The South Korean won is up almost 1% to extend this week’s pace-setting the gain to 2.65%. The dollar has fallen 7.2% against the won since it peaked at the end of last month. The Taiwanese dollar is 0.6% higher, which essentially doubles this week’s gains. 

While the generally weaker dollar has been a factor, another driver has been the foreign equity purchases. Today’s gains are negligible; the MSCI Asia-Pacific Index is up 14.8% since mid-February. Foreign investors have been significant buyers of Korean and Taiwanese shares. Both have seen around $1.2 bln in foreign equity purchases this week.

This turned the balance in Korea so that this year foreigners have been small net buyers. The turn for Taiwan came earlier.Foreigners have purchased nearly $3.2 bln Taiwanese shares this year.In comparison, foreign investors have sold $51 bln Japanese shares and $1.1 bln Indian shares this year.   

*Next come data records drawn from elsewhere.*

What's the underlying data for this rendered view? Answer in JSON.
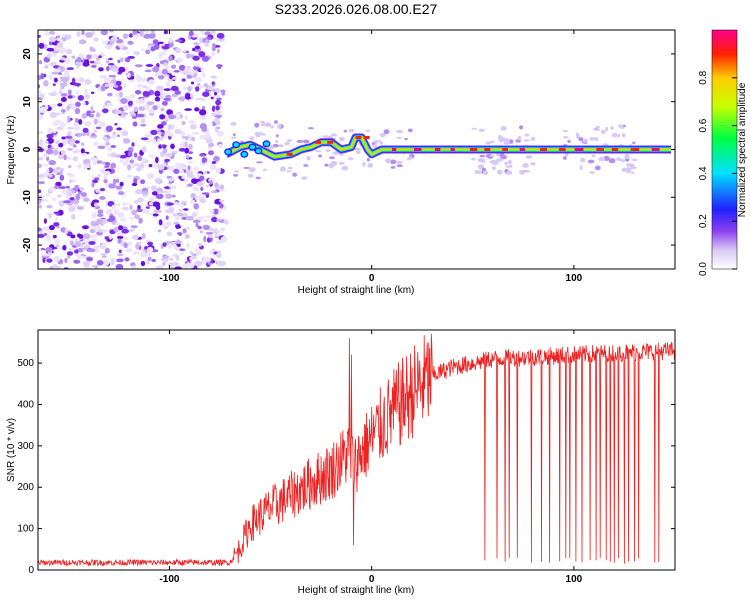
{
  "figure_title": "S233.2026.026.08.00.E27",
  "chart_data": [
    {
      "type": "heatmap",
      "name": "spectrogram",
      "xlabel": "Height of straight line (km)",
      "ylabel": "Frequency (Hz)",
      "xlim": [
        -165,
        150
      ],
      "ylim": [
        -25,
        25
      ],
      "xticks": [
        -100,
        0,
        100
      ],
      "yticks": [
        -20,
        -10,
        0,
        10,
        20
      ],
      "colorbar": {
        "label": "Normalized spectral amplitude",
        "range": [
          0,
          1
        ],
        "ticks": [
          0.0,
          0.2,
          0.4,
          0.6,
          0.8
        ],
        "tick_labels": [
          "0.0",
          "0.2",
          "0.4",
          "0.6",
          "0.8"
        ],
        "colormap": [
          "#ffffff",
          "#d9c8f5",
          "#8a3ff0",
          "#2020ff",
          "#00e0ff",
          "#00ff40",
          "#c8ff00",
          "#ffcc00",
          "#ff2000",
          "#ff0090"
        ]
      },
      "noise_region_x": [
        -165,
        -73
      ],
      "signal_track": {
        "x": [
          -72,
          -65,
          -60,
          -55,
          -48,
          -40,
          -35,
          -30,
          -25,
          -20,
          -15,
          -10,
          -8,
          -5,
          -2,
          0,
          5,
          10,
          20,
          40,
          60,
          80,
          100,
          120,
          140,
          148
        ],
        "y": [
          -1,
          0.5,
          1,
          0,
          -1.5,
          -1,
          0,
          0.5,
          1.5,
          1.5,
          0,
          0.5,
          2.5,
          2.5,
          0,
          -1,
          0,
          0,
          0,
          0,
          0,
          0,
          0,
          0,
          0,
          0
        ]
      }
    },
    {
      "type": "line",
      "name": "snr",
      "xlabel": "Height of straight line (km)",
      "ylabel": "SNR (10 * v/v)",
      "xlim": [
        -165,
        150
      ],
      "ylim": [
        0,
        580
      ],
      "xticks": [
        -100,
        0,
        100
      ],
      "yticks": [
        0,
        100,
        200,
        300,
        400,
        500
      ],
      "color": "#ee2020",
      "trend": {
        "x": [
          -165,
          -70,
          -66,
          -60,
          -50,
          -40,
          -30,
          -20,
          -14,
          -12,
          -8,
          -5,
          0,
          10,
          20,
          30,
          40,
          60,
          80,
          100,
          120,
          150
        ],
        "y": [
          18,
          18,
          45,
          110,
          150,
          180,
          210,
          240,
          270,
          285,
          260,
          285,
          320,
          380,
          430,
          470,
          490,
          510,
          515,
          520,
          525,
          530
        ]
      },
      "spikes": [
        {
          "x": -11,
          "y": 560
        },
        {
          "x": -10,
          "y": 520
        },
        {
          "x": -9,
          "y": 60
        }
      ],
      "dropouts_x": [
        56,
        62,
        66,
        68,
        72,
        79,
        84,
        88,
        93,
        96,
        98,
        101,
        104,
        108,
        111,
        113,
        116,
        118,
        120,
        122,
        125,
        127,
        130,
        132,
        140,
        142
      ]
    }
  ]
}
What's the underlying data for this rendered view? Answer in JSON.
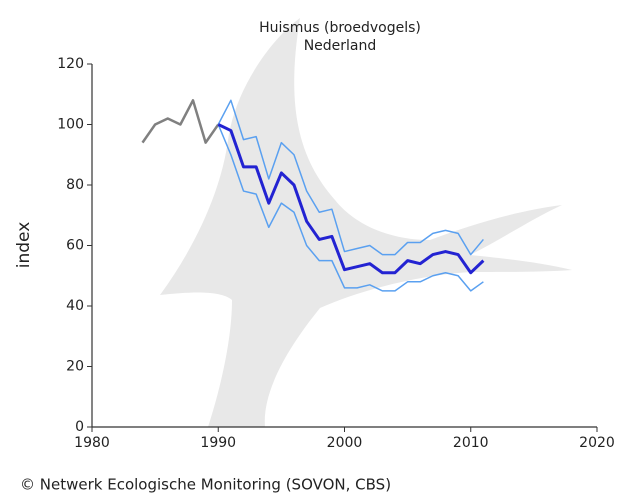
{
  "chart_data": {
    "type": "line",
    "title": "Huismus (broedvogels)",
    "subtitle": "Nederland",
    "y_label": "index",
    "footer": "© Netwerk Ecologische Monitoring (SOVON, CBS)",
    "x": [
      1984,
      1985,
      1986,
      1987,
      1988,
      1989,
      1990,
      1991,
      1992,
      1993,
      1994,
      1995,
      1996,
      1997,
      1998,
      1999,
      2000,
      2001,
      2002,
      2003,
      2004,
      2005,
      2006,
      2007,
      2008,
      2009,
      2010,
      2011
    ],
    "series": [
      {
        "color": "#808080",
        "width": 2.5,
        "values": [
          94,
          100,
          102,
          100,
          108,
          94,
          100,
          null,
          null,
          null,
          null,
          null,
          null,
          null,
          null,
          null,
          null,
          null,
          null,
          null,
          null,
          null,
          null,
          null,
          null,
          null,
          null,
          null
        ]
      },
      {
        "color": "#5aa0f0",
        "width": 1.5,
        "values": [
          null,
          null,
          null,
          null,
          null,
          null,
          100,
          108,
          95,
          96,
          82,
          94,
          90,
          78,
          71,
          72,
          58,
          59,
          60,
          57,
          57,
          61,
          61,
          64,
          65,
          64,
          57,
          62
        ]
      },
      {
        "color": "#5aa0f0",
        "width": 1.5,
        "values": [
          null,
          null,
          null,
          null,
          null,
          null,
          100,
          90,
          78,
          77,
          66,
          74,
          71,
          60,
          55,
          55,
          46,
          46,
          47,
          45,
          45,
          48,
          48,
          50,
          51,
          50,
          45,
          48
        ]
      },
      {
        "color": "#2323d2",
        "width": 3,
        "values": [
          null,
          null,
          null,
          null,
          null,
          null,
          100,
          98,
          86,
          86,
          74,
          84,
          80,
          68,
          62,
          63,
          52,
          53,
          54,
          51,
          51,
          55,
          54,
          57,
          58,
          57,
          51,
          55
        ]
      }
    ],
    "xlim": [
      1980,
      2020
    ],
    "xticks": [
      1980,
      1990,
      2000,
      2010,
      2020
    ],
    "ylim": [
      0,
      120
    ],
    "yticks": [
      0,
      20,
      40,
      60,
      80,
      100,
      120
    ]
  }
}
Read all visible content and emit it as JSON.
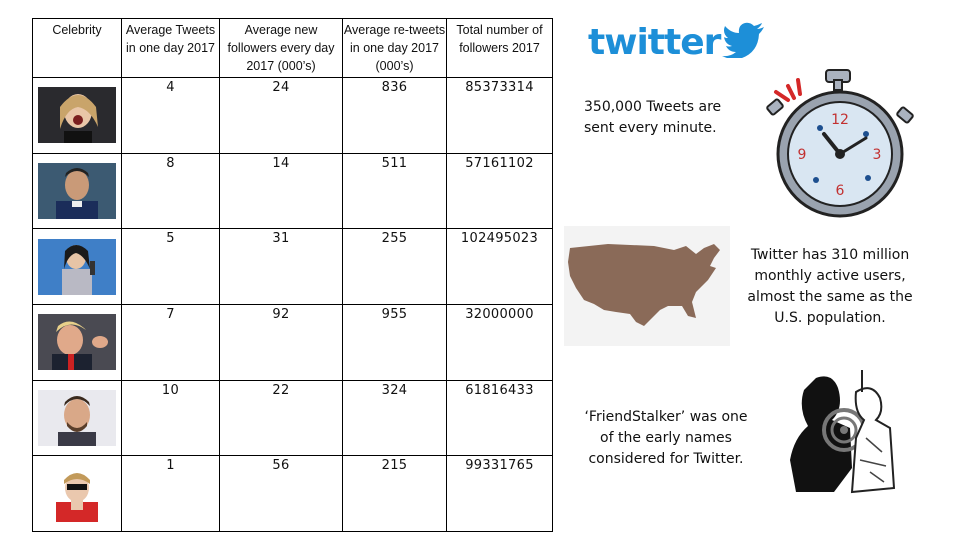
{
  "table": {
    "headers": [
      "Celebrity",
      "Average Tweets in one day 2017",
      "Average new followers every day 2017 (000’s)",
      "Average re-tweets in one day 2017 (000’s)",
      "Total number of followers 2017"
    ],
    "rows": [
      {
        "avg_tweets": "4",
        "new_followers": "24",
        "retweets": "836",
        "total_followers": "85373314"
      },
      {
        "avg_tweets": "8",
        "new_followers": "14",
        "retweets": "511",
        "total_followers": "57161102"
      },
      {
        "avg_tweets": "5",
        "new_followers": "31",
        "retweets": "255",
        "total_followers": "102495023"
      },
      {
        "avg_tweets": "7",
        "new_followers": "92",
        "retweets": "955",
        "total_followers": "32000000"
      },
      {
        "avg_tweets": "10",
        "new_followers": "22",
        "retweets": "324",
        "total_followers": "61816433"
      },
      {
        "avg_tweets": "1",
        "new_followers": "56",
        "retweets": "215",
        "total_followers": "99331765"
      }
    ]
  },
  "logo": {
    "text": "twitter",
    "color": "#1d8fd8",
    "icon": "bird-icon"
  },
  "facts": {
    "fact_1": "350,000 Tweets are sent every minute.",
    "fact_2": "Twitter has 310 million monthly active users, almost the same as the U.S. population.",
    "fact_3": "‘FriendStalker’ was one of the early names considered for Twitter."
  },
  "illustrations": {
    "stopwatch_numbers": [
      "12",
      "3",
      "6",
      "9"
    ],
    "map_color": "#8a6a58"
  }
}
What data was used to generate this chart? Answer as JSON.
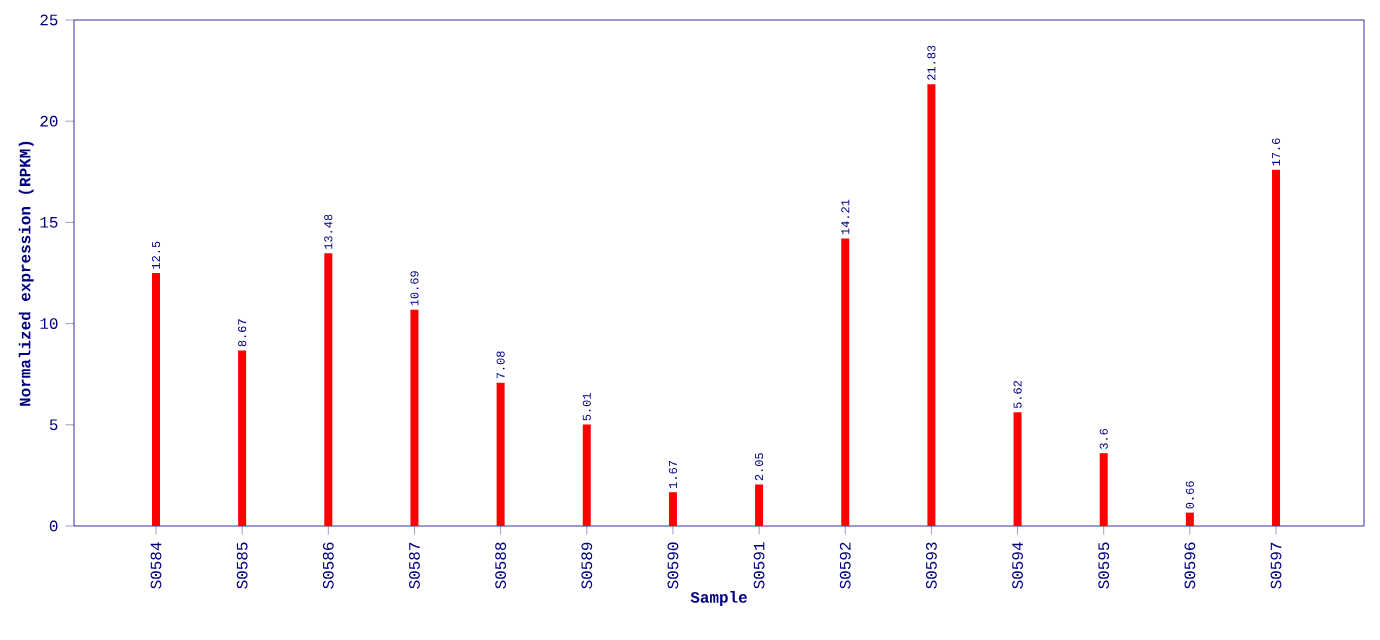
{
  "chart_data": {
    "type": "bar",
    "xlabel": "Sample",
    "ylabel": "Normalized expression (RPKM)",
    "categories": [
      "S0584",
      "S0585",
      "S0586",
      "S0587",
      "S0588",
      "S0589",
      "S0590",
      "S0591",
      "S0592",
      "S0593",
      "S0594",
      "S0595",
      "S0596",
      "S0597"
    ],
    "values": [
      12.5,
      8.67,
      13.48,
      10.69,
      7.08,
      5.01,
      1.67,
      2.05,
      14.21,
      21.83,
      5.62,
      3.6,
      0.66,
      17.6
    ],
    "color": "#ff0000",
    "ylim": [
      0,
      25
    ],
    "yticks": [
      0,
      5,
      10,
      15,
      20,
      25
    ],
    "data_labels": true
  }
}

Comments by the ECB’s Draghi and Praet may have encouraged consolidation in the euro ahead of the weekend. While acknowledging limits to what monetary policy can achieve, the idea is that the ECB is prepared to do more if necessary. The wire quotes suggest an attempt to soft the claim that policy rates have bottomed. Recall it was that comment by Draghi during his press conference that turned euro (and other markets) around, sending it higher. 

Add a less aggressive trajectory of the Fed’s dot plot and you have the euro testing the February high near $1.1375. To be anything of note, the euro needs to fall back below $1.1235, and ideally $1.1200. The US 2-year premium over Germany has fallen 10 bp this week to 1.32%.